Les syndicalistes à l’épreuve de la démocratie

«Un coup d’Etat contre la loi fondamentale de l’Ugtt», «une pratique antidémocratique», etc., les langues commencent à se délier, et ce que l’on disait dans les cercles restreints ou parmi les syndicalistes se disant au parfum de ce qu’on mijote au sein du bureau exécutif afin de contourner le fameux article 20 interdisant le troisième mandat successif est désormais connu de l’ensemble des syndicalistes, plus particulièrement ceux attachés bec et ongles à la préservation du statut de l’Ugtt et opposés catégoriquement à l’amendement de l’article 20.

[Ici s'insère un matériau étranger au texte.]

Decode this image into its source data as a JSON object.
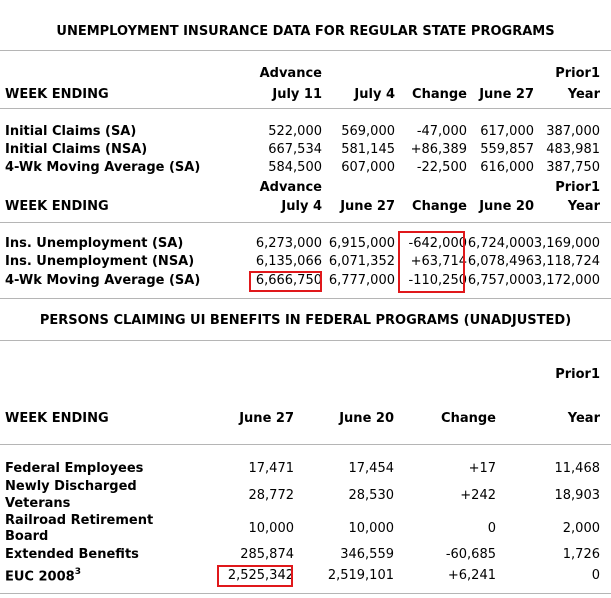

Hier, le mécontement et la contestation de ceux qui soupçonnent la direction actuelle de l’Ugtt de concoter un plan dans le sens de l’amendement de l’article en question ont été exprimés publiquement et bruyamment à l’occasion d’un rassemblement de protestation organisé à la place Mohamed-Ali, à l’initiative de plusieurs secteurs d’activité et de nombreux syndicalistes des régions venus dire un non catégorique à ceux qui cherchent à organiser les 24, 25 et 26 août une session exceptionnelle du Conseil national de la centrale syndicale ouvrière (le Conseil national constitue la plus importante structure de décision au sein de l’Ugtt après le Congrès national) qui aura, selon certaines sources proches du bureau exécutif actuel, «à examiner et à discuter toutes les question et dossiers», une formule lapidaire à saisir dans le sens que ce Conseil national exceptionnel devrait avaliser l’amendement de l’article 20 des statuts de l’Ugtt, lequel amendement permettra, s’il est adopté, à Noureddine Taboubi de postuler à un nouveau mandat de cinq ans (2021-2026) à la tête de l’Ugtt et ouvrira aussi la voie à plusieurs membres du bureaux exécutif actuel comme Samir Cheffi, Sami Tahri, Bouali M’barki, Hfaiedh Hfaiedh, etc. de se porter de nouveau candidats au bureau exécutif de l’organisation. Sauf que les jaloux du respect des statuts de l’organisation ne sont pas restés les mains croisées. Hier, ils ont fait entendre leur indignation de voir seulement deux membres du bureau exécutif actuel refuser l’amendement de l’article 20 des statuts de l’organisation. Abderrazak Ben Saïd, l’un des organisateurs du rassemblement de protestation, souligne : « Lors du dernier congrès national, on a essayé d’amender cet article mais les forces démocrates s’y sont opposées et ont réussi à le rejeter. Le même scénario  se répète aujourd’hui et c’est dangereux quand cela émane d’une organisation qui défend les droits et la démocratie alors qu’elle transgresse ses propres statuts»

Quant au bouillonnant secrétaire général de l’enseignement secondaire, Lassâd Yaccoubi, il n’y va pas par quatre chemins pour dénoncer «une entorse à la loi fondamentale de l’Ugtt» et d’ajouter : « Tout ce que fait la direction centrale de l’Ugtt nuira gravement à l’Union.»

Du côté des membres du bureau exécutif de l’Ugtt, l’intérêt est plutôt consacré presque exclusivement à la composition du gouvernement Mechichi. Et Samir Cheffi, secrétaire général adjoint de l’Ugtt, fausse un peu compagnie à son patron Taboubi, supporter du gouvernement composé de compétences totalement indépendantes de tous les partis politiques, comme le crie toujours Hichem Mechichi, pour souligner : «Les partis politiques ont le droit de donner leur avis sur la composition du gouvernement qui dirigera le pays».